Eines Tages trat Herr M. in mein Büro, mit einem Ausdruck zwischen Stolz und Unsicherheit, den ich gut kannte. „Holger“, begann er, „ich habe zwei neue Mitarbeiter eingestellt.“ Ich nickte, ließ ihn weitersprechen, bereit, zuzuhören. „Einer von ihnen soll die Niederlassungsleitung übernehmen.“
Ich spürte ein leises Stirnrunzeln, das ich kaum unterdrücken konnte. Gerade hatten wir gemeinsam ein Organigramm erstellt, die Verantwortlichkeiten klar verteilt, die Rollen der Mitarbeiter sorgfältig definiert. Und nun kündigte Herr M. quasi aus dem Nichts eine Veränderung an, die alles durcheinanderbringen konnte. Innerlich fragte ich mich sofort, welches Ziel er mit dieser Entscheidung verfolgte. Aber ich wusste auch: Es war seine Entscheidung, und als Unternehmensbegleiter durfte ich nicht direkt eingreifen, sondern musste vorsichtig vorgehen. Ich musste ihm die Möglichkeit geben, seine eigenen Gedanken zu sortieren und seine eigenen Antworten zu finden.
Ich erinnerte mich an meine eigene Methode: Ich bin kein Personalberater, der fertige Lösungen liefert. Meine Aufgabe war es, Menschen durch gezielte Fragen dazu zu bringen, ihre eigenen Erkenntnisse zu gewinnen. Ich hatte lange überlegt, ob ich Herrn M. direkt meine Einschätzung geben sollte – doch ich entschied mich dagegen. Es war wichtig, dass er den Prozess selbst durchläuft, auch wenn es unbequem war. Und zunächst schien er darüber nicht besonders glücklich zu sein. Die Idee, Fragen zu beantworten, statt klare Antworten zu bekommen, irritierte ihn eher, als dass sie ihn sofort motivierte.
Trotzdem beobachtete ich, wie er versuchte, die Situation zu erklären, ohne sich selbst zu verlieren. Ich spürte, dass er innerlich zwischen Begeisterung über die neuen Mitarbeiter und Unsicherheit über die organisatorischen Konsequenzen hin- und hergerissen war. Für mich war klar: Die eigentliche Herausforderung bestand nicht darin, neue Leute einzustellen, sondern darin, die eigene Führungsrolle und die Richtung des Unternehmens in Einklang zu bringen.

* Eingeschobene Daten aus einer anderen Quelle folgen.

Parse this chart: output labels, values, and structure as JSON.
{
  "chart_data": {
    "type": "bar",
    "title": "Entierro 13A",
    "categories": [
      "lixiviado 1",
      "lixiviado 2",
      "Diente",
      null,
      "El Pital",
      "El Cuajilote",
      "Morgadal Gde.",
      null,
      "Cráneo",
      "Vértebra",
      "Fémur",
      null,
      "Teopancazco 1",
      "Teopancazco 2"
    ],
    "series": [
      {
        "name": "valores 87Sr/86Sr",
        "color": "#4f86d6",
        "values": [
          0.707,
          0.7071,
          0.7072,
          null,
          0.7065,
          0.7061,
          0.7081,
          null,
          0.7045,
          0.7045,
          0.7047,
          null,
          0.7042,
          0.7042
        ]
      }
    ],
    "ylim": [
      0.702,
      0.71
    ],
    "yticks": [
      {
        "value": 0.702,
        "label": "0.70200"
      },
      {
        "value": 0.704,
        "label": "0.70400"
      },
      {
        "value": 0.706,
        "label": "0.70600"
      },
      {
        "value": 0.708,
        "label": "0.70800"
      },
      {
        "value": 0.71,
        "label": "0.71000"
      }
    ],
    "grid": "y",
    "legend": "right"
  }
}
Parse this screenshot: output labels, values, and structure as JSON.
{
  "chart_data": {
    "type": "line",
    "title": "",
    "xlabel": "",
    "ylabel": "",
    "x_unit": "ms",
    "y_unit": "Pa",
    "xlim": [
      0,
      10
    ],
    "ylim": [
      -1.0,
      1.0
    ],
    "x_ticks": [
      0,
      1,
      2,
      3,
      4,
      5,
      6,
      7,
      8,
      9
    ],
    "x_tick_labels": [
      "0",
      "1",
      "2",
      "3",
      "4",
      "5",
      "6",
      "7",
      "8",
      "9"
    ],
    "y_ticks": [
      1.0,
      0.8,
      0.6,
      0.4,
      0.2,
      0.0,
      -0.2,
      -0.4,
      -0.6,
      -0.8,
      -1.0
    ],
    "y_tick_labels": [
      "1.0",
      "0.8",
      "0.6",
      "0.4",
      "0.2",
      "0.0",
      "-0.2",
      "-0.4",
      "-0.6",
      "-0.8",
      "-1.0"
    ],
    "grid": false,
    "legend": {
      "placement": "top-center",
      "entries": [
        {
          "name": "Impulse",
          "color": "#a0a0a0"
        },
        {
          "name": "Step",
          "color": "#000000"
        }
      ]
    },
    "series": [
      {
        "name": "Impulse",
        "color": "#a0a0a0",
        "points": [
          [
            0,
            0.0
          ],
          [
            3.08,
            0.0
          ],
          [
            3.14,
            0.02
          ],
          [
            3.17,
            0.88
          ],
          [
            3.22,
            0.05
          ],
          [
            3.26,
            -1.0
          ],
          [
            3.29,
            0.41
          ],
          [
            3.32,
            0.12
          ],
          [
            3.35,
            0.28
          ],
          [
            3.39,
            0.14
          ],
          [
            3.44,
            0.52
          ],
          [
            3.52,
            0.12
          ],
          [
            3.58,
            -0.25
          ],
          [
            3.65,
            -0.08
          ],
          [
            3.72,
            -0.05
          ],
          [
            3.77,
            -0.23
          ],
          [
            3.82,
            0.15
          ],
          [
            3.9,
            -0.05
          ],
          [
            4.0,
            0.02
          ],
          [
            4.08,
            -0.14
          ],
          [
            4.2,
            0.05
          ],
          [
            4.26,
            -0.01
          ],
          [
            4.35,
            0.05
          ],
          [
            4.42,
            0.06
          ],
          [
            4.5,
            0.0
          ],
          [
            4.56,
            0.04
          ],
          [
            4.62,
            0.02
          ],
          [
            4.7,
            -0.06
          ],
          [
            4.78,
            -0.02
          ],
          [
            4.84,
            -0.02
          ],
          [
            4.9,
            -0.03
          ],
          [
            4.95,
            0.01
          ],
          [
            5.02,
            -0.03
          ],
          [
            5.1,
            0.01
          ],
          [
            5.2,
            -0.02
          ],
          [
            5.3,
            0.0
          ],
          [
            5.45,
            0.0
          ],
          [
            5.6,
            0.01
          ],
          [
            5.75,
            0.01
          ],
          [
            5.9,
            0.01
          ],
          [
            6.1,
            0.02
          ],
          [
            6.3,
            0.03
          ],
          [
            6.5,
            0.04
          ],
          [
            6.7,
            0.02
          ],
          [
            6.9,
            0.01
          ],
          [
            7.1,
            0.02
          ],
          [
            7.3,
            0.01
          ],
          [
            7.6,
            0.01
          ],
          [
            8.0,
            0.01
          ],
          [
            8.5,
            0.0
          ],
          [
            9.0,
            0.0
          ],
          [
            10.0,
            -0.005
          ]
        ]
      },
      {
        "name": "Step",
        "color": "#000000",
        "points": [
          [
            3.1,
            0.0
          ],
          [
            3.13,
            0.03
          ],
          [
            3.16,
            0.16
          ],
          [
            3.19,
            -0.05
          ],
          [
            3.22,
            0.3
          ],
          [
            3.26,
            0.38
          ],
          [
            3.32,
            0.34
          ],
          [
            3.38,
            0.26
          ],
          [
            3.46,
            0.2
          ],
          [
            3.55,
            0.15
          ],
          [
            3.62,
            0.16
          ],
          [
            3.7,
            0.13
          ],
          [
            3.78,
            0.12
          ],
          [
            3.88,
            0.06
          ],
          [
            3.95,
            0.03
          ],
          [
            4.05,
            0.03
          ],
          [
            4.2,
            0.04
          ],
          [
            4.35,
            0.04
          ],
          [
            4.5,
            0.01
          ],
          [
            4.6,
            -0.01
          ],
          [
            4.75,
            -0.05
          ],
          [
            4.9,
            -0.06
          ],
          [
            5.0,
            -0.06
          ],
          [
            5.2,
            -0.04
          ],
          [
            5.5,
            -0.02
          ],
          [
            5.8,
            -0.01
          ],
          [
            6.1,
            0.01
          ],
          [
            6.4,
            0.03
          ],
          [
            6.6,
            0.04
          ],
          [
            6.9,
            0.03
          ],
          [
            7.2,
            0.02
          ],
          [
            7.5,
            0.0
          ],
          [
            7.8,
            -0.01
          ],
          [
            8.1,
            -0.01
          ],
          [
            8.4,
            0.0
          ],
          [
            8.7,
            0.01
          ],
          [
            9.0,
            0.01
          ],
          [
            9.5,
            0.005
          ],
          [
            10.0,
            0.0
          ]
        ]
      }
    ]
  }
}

Als er mir die Namen der beiden Vertriebsmitarbeiter nannte und erklärte, welcher die Niederlassungsleitung übernehmen sollte, war ich überrascht. Ich hatte damit nicht gerechnet – zumal wir gerade erst die Struktur des Unternehmens gemeinsam analysiert und optimiert hatten. Ich spürte, wie ein kleiner Riss in unserem bisher stabilen Vertrauensverhältnis aufkam. Zum ersten Mal fragte ich mich, ob er wirklich bereit war, meine Hinweise ernsthaft zu reflektieren oder ob er eigene Wege gehen wollte, ohne sie mit mir abzustimmen.
Ich versuchte, ruhig zu bleiben. Mein Ziel war es, weiterhin die Rolle des Beobachters und Fragenden einzunehmen, um ihn dazu zu bringen, seine Entscheidungen selbst zu hinterfragen. Ich wusste, dass dies Geduld erfordert – besonders bei einem Unternehmer wie Herrn M., der gewohnt war, schnell und entschlossen zu handeln.
In den Wochen danach beobachtete ich genau, wie sich die neue Situation entwickelte. Herr M. schien anfangs unsicher, versuchte jedoch, seine Entscheidung zu rechtfertigen – sowohl gegenüber sich selbst als auch gegenüber den Mitarbeitern. Ich nutzte weiterhin meine Fragetechnik, stellte gezielte Fragen zu seinen Erwartungen, zu den Rollen der neuen Mitarbeiter und zu den möglichen Konsequenzen. Es war ein Balanceakt: Ich wollte ihn nicht bevormunden, aber gleichzeitig musste ich sicherstellen, dass er die Auswirkungen seiner Entscheidung reflektierte.
Mit der Zeit bemerkte ich kleine Veränderungen. Herr M. begann, seine Entscheidungen bewusster zu hinterfragen, über mögliche Reaktionen der Mitarbeiter nachzudenken und Strategien zu entwickeln, um die Integration der neuen Kollegen zu erleichtern. Es war nicht spektakulär, aber spürbar. Ich erkannte, dass das Vertrauen zwischen uns zwar einen Moment lang wackelte, aber durch diese Geduld und die Art der Fragestellungen sogar stabilisiert wurde – wenn auch auf eine andere Weise als zuvor.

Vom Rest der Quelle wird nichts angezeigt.